Natural Logic (Larry Moss)

[updated on 2014.04.12]

Instructor: Larry Moss (Indiana University)

Title: Natural Logic

(A) An overview.

This is a course on ‘surface reasoning’ in natural language. The overall goal is to study logical systems which are based on natural language rather than (say) first-order logic. Most of the systems are complete and decidable, the class will see a lot of technical work in this direction. At the same time, the work is elementary. One needs to be comfortable with informal proofs, but only a small logic background is needed to follow the course.

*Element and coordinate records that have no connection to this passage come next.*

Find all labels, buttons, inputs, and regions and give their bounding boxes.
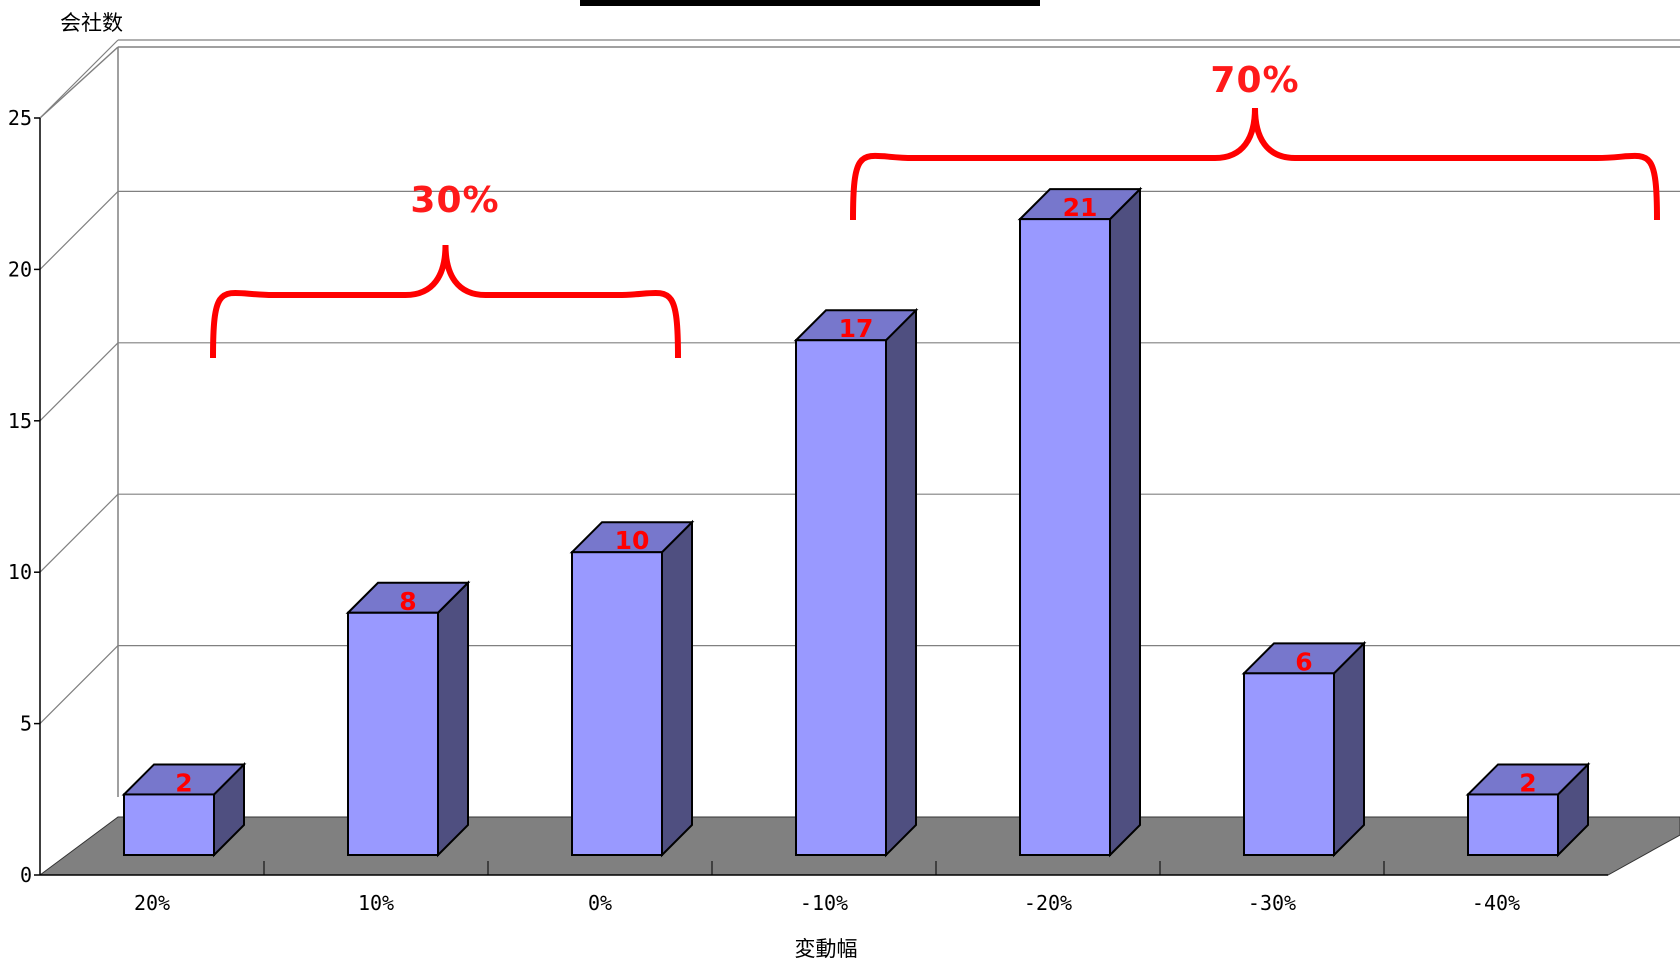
y-tick-label: 5: [20, 712, 32, 736]
bar-side: [661, 519, 693, 858]
data-label: 21: [1063, 193, 1098, 222]
bar: [121, 762, 247, 858]
bars: 2 8 10 17 21 6 2: [121, 186, 1591, 858]
gridline-side: [39, 493, 119, 573]
y-tick-label: 15: [8, 409, 32, 433]
x-tick-label: -20%: [1024, 891, 1072, 915]
data-label: 8: [399, 587, 416, 616]
bar-front: [347, 611, 439, 857]
bar-front: [795, 339, 887, 856]
brace: [850, 107, 1660, 221]
bar: [1241, 640, 1367, 858]
y-tick-label: 25: [8, 106, 32, 130]
y-axis-title: 会社数: [60, 11, 123, 35]
bar-side: [437, 580, 469, 858]
bar-front: [571, 551, 663, 856]
brace: [210, 244, 681, 359]
bar-side: [885, 307, 917, 858]
gridline-side: [39, 645, 119, 725]
x-tick-label: 20%: [134, 891, 170, 915]
x-tick-label: -30%: [1248, 891, 1296, 915]
annotations: 30% 70%: [210, 60, 1660, 359]
axes: 0 5 10 15 20 25 20% 10% 0% -10% -20% -30% -40%: [8, 106, 1608, 915]
data-label: 10: [615, 526, 650, 555]
bar-side: [1109, 186, 1141, 858]
gridline-side: [39, 190, 119, 270]
data-label: 17: [839, 314, 874, 343]
y-tick-label: 10: [8, 560, 32, 584]
data-label: 2: [1519, 768, 1536, 797]
gridline-side: [39, 39, 119, 119]
brace-label: 30%: [410, 180, 499, 221]
x-axis-title: 変動幅: [795, 937, 858, 961]
bar-front: [1467, 793, 1559, 857]
side-wall-top: [39, 46, 119, 119]
y-tick-label: 0: [20, 863, 32, 887]
x-tick-label: 10%: [358, 891, 394, 915]
bar-front: [1243, 672, 1335, 856]
bar-side: [1333, 640, 1365, 858]
bar-front: [1019, 218, 1111, 856]
y-tick-label: 20: [8, 257, 32, 281]
gridline-side: [39, 342, 119, 422]
bar: [1465, 762, 1591, 858]
bar-front: [123, 793, 215, 857]
bar: [345, 580, 471, 858]
bar: [793, 307, 919, 858]
bar: [569, 519, 695, 858]
brace-label: 70%: [1210, 60, 1299, 101]
x-tick-label: -10%: [800, 891, 848, 915]
chart-walls: [39, 46, 1680, 797]
data-label: 2: [175, 768, 192, 797]
x-tick-label: -40%: [1472, 891, 1520, 915]
x-tick-label: 0%: [588, 891, 612, 915]
data-label: 6: [1295, 647, 1312, 676]
title-bar: [580, 0, 1040, 6]
bar: [1017, 186, 1143, 858]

Specific topics include: extended syllogistic logics; logics including verbs, relative clauses, and relative size quantifiers; the limits of syllogistic logics, monotonicity calculi; and algorithms, complexity, and implementations. Time permitting, the course will also touch on proof-theoretic semantics, and on the relation of natural logic to textual entailment.

The topic of natural logic lends itself to philosophical reflections on the nature of semantics and is arguably something all formally-minded linguists and linguistically-minded logicians should know about.

(B) Outline of what the lectures will cover.

Here is my plan at this point:

(1) Introduction to the course and to the problem of inference in natural language. Syllogistic logic, including the completeness results for it. Historical results on syllogistic logics and on their modern reconstructions. Computer implementations, with a special emphasis on the underlying algorithms.

(2) Further syllogistic systems: logics with verbs, relative clauses, and intersective adjectives. For each of these systems we again want to study the logics, the completeness results, and the algorithms.

(3) This lecture will have two parts. First, I will discuss logics that go beyond syllogistic logics: why they are needed, and how one formulates them in such a way as to have decidability and completeness. In addition, I’ll discuss proof search and tableaux for them. Second, I’ll discuss logics that are syllogistic but go beyond first-order logic due to quantifiers like “Most X” or to sentences of the form “There are at least as many X as Y”. This material is rather combinatorial.

(4) Monotonicity in natural language and in ordinary mathematics. Monotonicity and polarity. Then, an introduction to categorial grammar and the way that the typed-lambda calculus is used in the semantics. This material is already a kind of crash course on categorial grammar. We then put categorial grammar together with monotonicity to get new type systems, and we introduce a formalization of van Benthem’s monotonicity calculus. Finally, we want to study “logic without grammar”, that is, logical reasoning based on sentences in real life, with connections to the problem of textual entailment.

(5) Usually at a summer school I don’t plan a last day, but instead use it to finish topics that were started on one of the previous days, or to say more on one or two days’ lectures, depending on student interest. I also will go over some of the homework problems that will have been given earlier in the course. Finally, I present some specific open problems and topics of research that students might want to get involved in.

These plans might change, of course.

(C) Prerequisites.

One should be interested in the topics in the outline. One also should be comfortable with mathematical proofs. The best specific preparation would be completeness proofs for propositional logic and first-order logic, or even modal logic. This is mostly important for the first three days. Days 4 and 5 rely less on this, and it would be possible to attend them without some of the more technical material of the first three lectures.

(D) Reading.

Here are my slides from ESSLLI 2010:

http://logicforlanguage.blogspot.com/

I will update these with my EASLLC slides later.

Here is a relevant paper for the first two lectures: http://arxiv.org/abs/0808.0521

For the lecture on monotonicity, see my paper with Thomas Icard at
http://elanguage.net/journals/lilt/article/view/3747

Finally, I’ll try to make a book-length presentation of the course.